O presidente também cobrou o pagamento das emendas parlamentares impositivas. “A partir de agora, nós vamos ter que ter uma conversa mais franca, politicamente falando. Ou as coisas do Parlamento começam também a caminhar, como as emendas e os projetos que nós apoiamos, ou também nós vamos ter que, do mesmo jeito, colocar uma pedra em cima das nossas emendas. Nós vamos colocar uma pedra em cima dos interesses pontuais e de alguns projetos que não prejudiquem a população de Aracaju e a cidade também, porque, se não se preocupam em agradar a gente, a gente também, dentro dessa relação republicana, entende que não há tanta necessidade de fazer alguns gestos enquanto não agradam a gente”, cobrou.

A vereadora Selma França (PSD) agradeceu o apoio da presidência durante a Marcha dos Vereadores em Brasília. “Quero agradecer ao nosso presidente Ricardo Vasconcelos, como sempre, pelo cuidado, pelo carinho e pela atenção que ele teve com todos nós vereadores que participamos da Marcha dos Vereadores em Brasília na semana passada. Isso é compromisso, presidente. E eu fiquei só observando: o senhor se preocupava se a gente já estava chegando ao espaço, se a gente estava bem alojada”, agradeceu.

No entanto, demonstrou insatisfação com o atendimento das secretarias municipais às demandas comunitárias. “Levamos as demandas a todas as secretarias do município para o povo e, no entanto, elas não estão sendo atendidas. Infelizmente, vai lá um dia e depois esquece o serviço. Eu estou sendo cobrada, e alguém sabe para quem estou falando: o 18 do Forte cobra, o Santo Antônio cobra. Eu estou sendo muito cobrada. Então eu faço aqui um apelo às Secretarias: que, por favor, quando prometerem, cumpram. Não tentem tapear, porque ninguém quer ser tapeado, ninguém quer ser enganado”, reclamou.

Apesar de compor a base de sustentação da prefeitura, o vereador Sargento Byron - Estrelas do Mar (MDB) reforçou seu papel fiscalizador ao cobrar reparos em calçadas danificadas pela Emurb na Aruana. “Independente de sermos situação, todos os vereadores recebem cobranças com relação aos problemas da nossa cidade. Eu acredito que aqueles que fazem parte da gestão têm uma responsabilidade maior. Ao vereador que faz parte da gestão da prefeita Emília é imputada uma responsabilidade maior, pois apoia o projeto político da prefeita, o projeto que ela prometeu executar na nossa cidade: melhorias na infraestrutura, na educação, na saúde. E, assim, como vereador da base, não posso me furtar da responsabilidade”, ressaltou.
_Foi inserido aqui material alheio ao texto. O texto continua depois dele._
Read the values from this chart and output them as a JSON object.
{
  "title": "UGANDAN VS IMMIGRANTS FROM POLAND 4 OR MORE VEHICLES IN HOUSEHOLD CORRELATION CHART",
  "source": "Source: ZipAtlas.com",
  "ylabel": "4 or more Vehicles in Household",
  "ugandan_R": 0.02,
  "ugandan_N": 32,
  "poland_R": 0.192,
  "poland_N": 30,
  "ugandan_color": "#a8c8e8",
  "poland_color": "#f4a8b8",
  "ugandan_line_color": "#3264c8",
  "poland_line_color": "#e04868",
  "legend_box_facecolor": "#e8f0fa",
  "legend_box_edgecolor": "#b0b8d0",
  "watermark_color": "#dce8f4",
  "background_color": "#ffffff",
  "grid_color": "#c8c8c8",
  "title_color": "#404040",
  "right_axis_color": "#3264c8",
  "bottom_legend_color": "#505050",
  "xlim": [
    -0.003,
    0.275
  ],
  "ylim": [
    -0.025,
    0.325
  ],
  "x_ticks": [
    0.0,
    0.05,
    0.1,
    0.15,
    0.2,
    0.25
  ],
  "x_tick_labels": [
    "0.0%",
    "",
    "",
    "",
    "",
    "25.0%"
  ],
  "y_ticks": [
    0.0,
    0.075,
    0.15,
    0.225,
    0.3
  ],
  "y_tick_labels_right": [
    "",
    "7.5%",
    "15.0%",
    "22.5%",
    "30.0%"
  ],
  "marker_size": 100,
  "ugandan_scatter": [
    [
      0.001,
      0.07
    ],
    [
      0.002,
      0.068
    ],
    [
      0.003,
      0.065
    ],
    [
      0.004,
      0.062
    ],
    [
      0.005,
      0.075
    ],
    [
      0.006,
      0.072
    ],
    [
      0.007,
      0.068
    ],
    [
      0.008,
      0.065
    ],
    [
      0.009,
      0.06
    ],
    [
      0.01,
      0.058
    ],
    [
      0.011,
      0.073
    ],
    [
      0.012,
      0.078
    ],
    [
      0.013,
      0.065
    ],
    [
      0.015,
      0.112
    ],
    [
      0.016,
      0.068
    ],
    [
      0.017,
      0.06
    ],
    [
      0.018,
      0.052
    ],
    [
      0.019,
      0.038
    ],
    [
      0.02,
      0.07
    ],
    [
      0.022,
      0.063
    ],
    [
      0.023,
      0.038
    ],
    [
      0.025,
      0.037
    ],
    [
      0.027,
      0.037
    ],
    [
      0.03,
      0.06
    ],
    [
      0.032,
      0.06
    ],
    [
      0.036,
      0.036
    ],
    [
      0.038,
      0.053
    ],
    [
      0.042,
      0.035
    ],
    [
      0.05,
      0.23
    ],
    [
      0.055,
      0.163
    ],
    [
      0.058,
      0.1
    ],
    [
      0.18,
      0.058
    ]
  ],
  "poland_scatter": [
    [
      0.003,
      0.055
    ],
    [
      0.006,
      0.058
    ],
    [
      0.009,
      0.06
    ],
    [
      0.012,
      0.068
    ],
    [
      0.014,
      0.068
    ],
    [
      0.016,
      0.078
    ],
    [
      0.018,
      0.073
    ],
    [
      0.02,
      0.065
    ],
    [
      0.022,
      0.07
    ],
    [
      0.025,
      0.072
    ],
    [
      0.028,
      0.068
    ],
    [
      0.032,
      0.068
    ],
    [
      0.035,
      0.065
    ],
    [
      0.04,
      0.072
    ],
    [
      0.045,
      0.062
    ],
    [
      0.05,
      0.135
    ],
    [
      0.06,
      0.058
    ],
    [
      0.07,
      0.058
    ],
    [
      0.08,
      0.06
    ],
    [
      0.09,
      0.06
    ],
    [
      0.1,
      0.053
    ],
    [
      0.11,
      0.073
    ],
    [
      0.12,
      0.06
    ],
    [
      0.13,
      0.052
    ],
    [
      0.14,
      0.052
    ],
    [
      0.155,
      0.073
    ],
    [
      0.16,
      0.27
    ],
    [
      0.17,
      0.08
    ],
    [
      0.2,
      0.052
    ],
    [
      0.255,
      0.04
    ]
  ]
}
Byron defendeu que ser da base não a impede de apontar problemas, mas destacou como ponto positivo o início do recapeamento da Avenida Maranhão. “A prefeita Emília foi e disse: ‘Vai ser feito paliativo, recapeamento na região, porque o povo não pode sofrer.’ Então, assim como eu cobrei hoje aqui e falei dos problemas, eu também sei parabenizar. E, como eu disse ao vereador Vinícius, eu escolhi fazer parte da base de sustentação do governo da prefeita Emília, mas isso não faz com que eu deixe de apontar os problemas, apoiar as soluções que ela traz, mas também apontar os problemas que a cidade tem, porque essa é a nossa missão”, concluiu.